During the first month, women experienced 95 percent of the severe allergic reactions to the mRNA vaccines: 63 of the 66 cases.

And the first 15 cases of severe blood clots with low platelet counts associated with the Johnson and Johnson vaccine were all in women. (This week, the CDC said it was investigating one case involving a man.)

“We've actually known this for a while from studying other vaccines that women do experience more side effects than men overall,” said Dr. Abisola Olulade, a family medicine physician at Sharp Rees-Stealy Medical Group.

This pattern plays out with vaccines against measles, mumps and rubella, yellow fever, Japanese encephalitis, and influenza. In the case of the flu vaccine, women consistently report more side effects than men, sometimes at double or triple the rate.

“There are a lot of potential reasons for this, and one of them is estrogen versus testosterone,” said Dr. Olulade.

Scientists have learned the hormone estrogen makes immune cells work harder, causing more inflammation. The presence of testosterone suppresses this cellular behavior.

“Women have higher levels of estrogen, and that leads to a stronger immune response, and androgens, or testosterone, leads to a weaker immune response,” said Dr. Olulade.

Differences in the immune response are more pronounced after puberty when individuals have higher levels of these hormones, supporting evidence for the theory that these hormones play an important role, Olulade said.

Researchers suspect DNA is also a factor. Women have two X chromosomes. Men have an X and a Y chromosome. That X chromosome contains the code for some of the most important immune-related genes.

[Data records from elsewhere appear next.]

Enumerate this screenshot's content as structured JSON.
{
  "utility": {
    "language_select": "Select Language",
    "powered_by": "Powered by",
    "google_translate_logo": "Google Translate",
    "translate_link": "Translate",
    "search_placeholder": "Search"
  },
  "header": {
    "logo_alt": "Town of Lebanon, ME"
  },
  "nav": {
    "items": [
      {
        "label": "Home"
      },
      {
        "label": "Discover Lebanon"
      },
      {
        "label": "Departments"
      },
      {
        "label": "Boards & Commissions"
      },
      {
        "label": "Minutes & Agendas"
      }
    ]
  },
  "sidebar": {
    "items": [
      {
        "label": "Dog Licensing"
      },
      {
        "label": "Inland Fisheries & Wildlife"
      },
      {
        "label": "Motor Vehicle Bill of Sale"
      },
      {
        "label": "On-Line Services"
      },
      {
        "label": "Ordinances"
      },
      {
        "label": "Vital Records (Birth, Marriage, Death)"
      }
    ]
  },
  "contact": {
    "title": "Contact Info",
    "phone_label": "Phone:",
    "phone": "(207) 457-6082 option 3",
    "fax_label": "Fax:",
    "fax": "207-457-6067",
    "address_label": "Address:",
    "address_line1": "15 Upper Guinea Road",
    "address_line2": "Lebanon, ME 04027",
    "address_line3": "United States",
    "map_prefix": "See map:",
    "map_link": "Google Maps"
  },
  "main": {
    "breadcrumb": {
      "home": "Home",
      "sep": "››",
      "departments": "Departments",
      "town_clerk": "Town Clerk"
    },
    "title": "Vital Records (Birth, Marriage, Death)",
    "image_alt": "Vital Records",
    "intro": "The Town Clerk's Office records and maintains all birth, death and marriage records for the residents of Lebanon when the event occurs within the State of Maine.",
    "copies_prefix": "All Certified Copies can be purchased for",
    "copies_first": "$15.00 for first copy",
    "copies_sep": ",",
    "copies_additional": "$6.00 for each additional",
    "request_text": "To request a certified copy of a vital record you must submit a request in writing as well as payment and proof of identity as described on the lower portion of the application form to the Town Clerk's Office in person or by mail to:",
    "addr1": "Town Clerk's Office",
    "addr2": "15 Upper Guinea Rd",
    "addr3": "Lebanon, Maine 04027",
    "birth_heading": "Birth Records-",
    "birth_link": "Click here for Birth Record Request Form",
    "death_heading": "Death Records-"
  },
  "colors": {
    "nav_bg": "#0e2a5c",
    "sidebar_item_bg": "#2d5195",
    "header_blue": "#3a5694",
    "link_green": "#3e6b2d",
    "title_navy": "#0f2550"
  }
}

“Having that extra X chromosome does lead to increased proteins that are involved in the immune response,” Olulade said.

These sex-based differences aren’t unique to humans. In birds, lizards, and other mammals, females have stronger immune systems than males.

When it’s too strong, the immune system can attack itself; 80 percent of autoimmune diseases occur in women. But it also means women are better protected overall.

“What seems like a downside initially actually is helpful later on,” Olulade said.

Women produce more antibodies after they get a vaccine, twice as many in the case of the flu vaccine, and the coronavirus has hit men much harder. Men who get COVID-19 require intensive care at nearly three times the rate of women.

So remember, Dr. Olulade says, those mild vaccine side effects are a sign the shots are working -- probably a little better in women than men.